On 30 June 2011, the Department for Energy and Climate Change (DECC) outlined the changes it proposes to make to the CRC Scheme in an attempt to simplify it and bring about a reduction to the administrative and regulatory burden on participants. Following a consultation process, the changes are due to come into force in April 2013.
The Scheme is a mandatory trading scheme aimed at improving energy efficiency and cutting emissions for large businesses and public sector organisations in the UK. In essence, affected organisations are required to buy allowances to make emissions equal to the carbon intensity of their qualifying energy/fuel consumption. The types of organisations covered include large offices and data centres and as a result the changes outlined by DECC could have a significant impact on the digital business sector.

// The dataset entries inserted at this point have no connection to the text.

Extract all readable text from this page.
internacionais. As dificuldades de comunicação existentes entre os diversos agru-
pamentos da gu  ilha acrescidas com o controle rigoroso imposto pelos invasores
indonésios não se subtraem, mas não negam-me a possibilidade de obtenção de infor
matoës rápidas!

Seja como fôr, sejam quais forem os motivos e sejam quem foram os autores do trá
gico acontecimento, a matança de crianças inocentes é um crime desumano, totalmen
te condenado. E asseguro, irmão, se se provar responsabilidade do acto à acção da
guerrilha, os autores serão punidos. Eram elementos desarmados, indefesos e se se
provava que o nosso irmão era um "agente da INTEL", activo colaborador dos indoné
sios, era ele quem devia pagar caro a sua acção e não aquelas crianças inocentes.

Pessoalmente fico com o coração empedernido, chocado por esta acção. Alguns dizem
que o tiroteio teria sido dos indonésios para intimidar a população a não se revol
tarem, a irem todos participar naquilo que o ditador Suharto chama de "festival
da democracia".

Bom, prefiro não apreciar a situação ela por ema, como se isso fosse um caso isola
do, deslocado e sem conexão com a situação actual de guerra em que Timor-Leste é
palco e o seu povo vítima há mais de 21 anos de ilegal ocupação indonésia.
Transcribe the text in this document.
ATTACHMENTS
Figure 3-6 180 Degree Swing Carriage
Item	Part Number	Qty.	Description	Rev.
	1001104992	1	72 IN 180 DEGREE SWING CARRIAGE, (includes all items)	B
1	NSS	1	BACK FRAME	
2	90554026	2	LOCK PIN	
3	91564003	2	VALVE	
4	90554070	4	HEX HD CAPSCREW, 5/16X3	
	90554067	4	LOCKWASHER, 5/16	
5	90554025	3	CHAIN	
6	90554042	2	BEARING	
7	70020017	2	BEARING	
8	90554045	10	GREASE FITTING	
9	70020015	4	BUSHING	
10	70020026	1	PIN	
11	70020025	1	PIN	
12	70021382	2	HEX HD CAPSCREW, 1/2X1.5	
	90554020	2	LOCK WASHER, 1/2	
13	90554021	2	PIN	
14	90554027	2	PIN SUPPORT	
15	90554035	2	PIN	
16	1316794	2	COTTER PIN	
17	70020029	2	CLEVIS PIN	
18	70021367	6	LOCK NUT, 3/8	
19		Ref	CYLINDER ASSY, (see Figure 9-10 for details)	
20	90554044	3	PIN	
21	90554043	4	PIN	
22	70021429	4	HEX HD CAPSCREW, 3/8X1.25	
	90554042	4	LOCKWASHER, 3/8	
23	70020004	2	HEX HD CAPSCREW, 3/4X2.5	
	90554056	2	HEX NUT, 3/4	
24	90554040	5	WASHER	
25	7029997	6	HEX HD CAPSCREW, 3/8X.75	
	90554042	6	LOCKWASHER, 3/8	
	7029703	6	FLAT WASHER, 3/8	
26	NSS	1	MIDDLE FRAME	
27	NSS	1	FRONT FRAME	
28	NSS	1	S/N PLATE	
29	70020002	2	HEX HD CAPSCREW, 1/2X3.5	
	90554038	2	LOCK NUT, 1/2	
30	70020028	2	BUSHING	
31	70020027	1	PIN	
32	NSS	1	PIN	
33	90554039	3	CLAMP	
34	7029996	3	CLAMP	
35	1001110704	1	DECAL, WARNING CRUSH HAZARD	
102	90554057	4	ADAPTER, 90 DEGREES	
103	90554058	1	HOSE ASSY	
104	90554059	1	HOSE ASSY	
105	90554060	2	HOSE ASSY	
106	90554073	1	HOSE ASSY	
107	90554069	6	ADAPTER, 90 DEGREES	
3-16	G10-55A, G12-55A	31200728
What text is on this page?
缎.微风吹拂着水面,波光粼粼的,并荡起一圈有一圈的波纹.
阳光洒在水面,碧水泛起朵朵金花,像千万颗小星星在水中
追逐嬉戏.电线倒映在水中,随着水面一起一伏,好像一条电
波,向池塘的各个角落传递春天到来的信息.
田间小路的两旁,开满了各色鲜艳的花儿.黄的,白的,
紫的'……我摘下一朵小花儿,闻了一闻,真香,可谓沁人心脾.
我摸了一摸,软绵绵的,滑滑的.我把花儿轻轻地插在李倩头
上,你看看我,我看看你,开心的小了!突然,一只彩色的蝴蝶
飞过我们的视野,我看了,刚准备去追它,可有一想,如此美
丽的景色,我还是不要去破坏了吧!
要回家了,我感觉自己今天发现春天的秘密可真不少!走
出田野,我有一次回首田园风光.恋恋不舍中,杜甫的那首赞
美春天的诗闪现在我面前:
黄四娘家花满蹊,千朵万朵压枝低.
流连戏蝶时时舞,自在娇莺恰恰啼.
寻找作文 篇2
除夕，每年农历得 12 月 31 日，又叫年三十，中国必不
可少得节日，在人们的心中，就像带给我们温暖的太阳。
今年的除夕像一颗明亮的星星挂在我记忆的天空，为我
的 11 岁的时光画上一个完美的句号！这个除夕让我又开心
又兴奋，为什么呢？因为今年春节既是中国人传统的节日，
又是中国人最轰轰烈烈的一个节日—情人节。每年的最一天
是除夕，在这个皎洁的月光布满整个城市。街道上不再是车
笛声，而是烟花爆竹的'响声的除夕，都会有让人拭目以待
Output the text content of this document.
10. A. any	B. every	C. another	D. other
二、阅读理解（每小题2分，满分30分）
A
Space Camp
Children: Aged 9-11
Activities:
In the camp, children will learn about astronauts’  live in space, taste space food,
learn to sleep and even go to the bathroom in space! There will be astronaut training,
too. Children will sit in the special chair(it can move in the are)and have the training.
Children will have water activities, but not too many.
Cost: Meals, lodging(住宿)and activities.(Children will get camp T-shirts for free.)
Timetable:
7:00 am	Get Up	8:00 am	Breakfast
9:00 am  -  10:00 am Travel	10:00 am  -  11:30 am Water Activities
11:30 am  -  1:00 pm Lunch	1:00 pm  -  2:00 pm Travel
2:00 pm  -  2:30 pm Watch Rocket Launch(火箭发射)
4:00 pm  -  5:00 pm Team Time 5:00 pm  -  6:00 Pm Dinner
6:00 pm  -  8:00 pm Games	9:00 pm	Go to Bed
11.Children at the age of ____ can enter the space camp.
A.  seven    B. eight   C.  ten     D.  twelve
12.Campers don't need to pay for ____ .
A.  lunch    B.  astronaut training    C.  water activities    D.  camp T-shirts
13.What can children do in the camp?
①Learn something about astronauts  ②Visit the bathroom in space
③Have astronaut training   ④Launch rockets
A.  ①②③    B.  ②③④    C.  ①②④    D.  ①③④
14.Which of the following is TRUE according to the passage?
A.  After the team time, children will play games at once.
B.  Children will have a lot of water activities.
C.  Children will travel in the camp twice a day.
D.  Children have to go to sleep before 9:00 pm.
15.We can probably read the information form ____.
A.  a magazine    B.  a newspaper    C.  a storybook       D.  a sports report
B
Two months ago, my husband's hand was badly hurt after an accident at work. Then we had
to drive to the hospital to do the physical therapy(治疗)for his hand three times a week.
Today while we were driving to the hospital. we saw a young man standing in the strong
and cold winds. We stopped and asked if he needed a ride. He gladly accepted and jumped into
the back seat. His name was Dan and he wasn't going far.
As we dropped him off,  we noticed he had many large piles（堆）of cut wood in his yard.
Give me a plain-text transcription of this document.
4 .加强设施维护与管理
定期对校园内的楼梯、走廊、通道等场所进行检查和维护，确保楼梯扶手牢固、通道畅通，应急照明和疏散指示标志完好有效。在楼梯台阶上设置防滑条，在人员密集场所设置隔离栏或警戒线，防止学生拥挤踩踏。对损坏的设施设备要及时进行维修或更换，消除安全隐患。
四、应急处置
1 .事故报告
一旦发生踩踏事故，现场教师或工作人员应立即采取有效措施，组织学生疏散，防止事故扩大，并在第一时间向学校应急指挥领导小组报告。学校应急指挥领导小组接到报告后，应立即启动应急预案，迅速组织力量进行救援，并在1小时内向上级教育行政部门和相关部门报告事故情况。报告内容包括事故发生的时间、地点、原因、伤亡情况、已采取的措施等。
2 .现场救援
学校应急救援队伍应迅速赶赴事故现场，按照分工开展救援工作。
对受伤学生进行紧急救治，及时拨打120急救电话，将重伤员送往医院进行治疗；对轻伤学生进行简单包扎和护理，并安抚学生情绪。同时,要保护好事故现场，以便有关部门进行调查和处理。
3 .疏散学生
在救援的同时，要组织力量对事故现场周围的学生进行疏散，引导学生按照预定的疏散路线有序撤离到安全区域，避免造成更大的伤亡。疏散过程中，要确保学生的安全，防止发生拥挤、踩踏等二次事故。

Data centres are of particular relevance here because it will be the outsourced service provider that will be responsible for buying the allowances. However, the customer itself is the one that will drive the usage of the data centre and therefore its energy consumption. This is an issue that will need to be dealt with in the agreement between the parties.
The changes proposed by DECC include the reduction of the number of applicable fuels from 29 to 4, the retention of league tables which could potentially damage an organisation’s reputation and the requirement to report on 100% of supplies of the 4 applicable fuels (electricity, gas and, when used in heating, kerosene and diesel).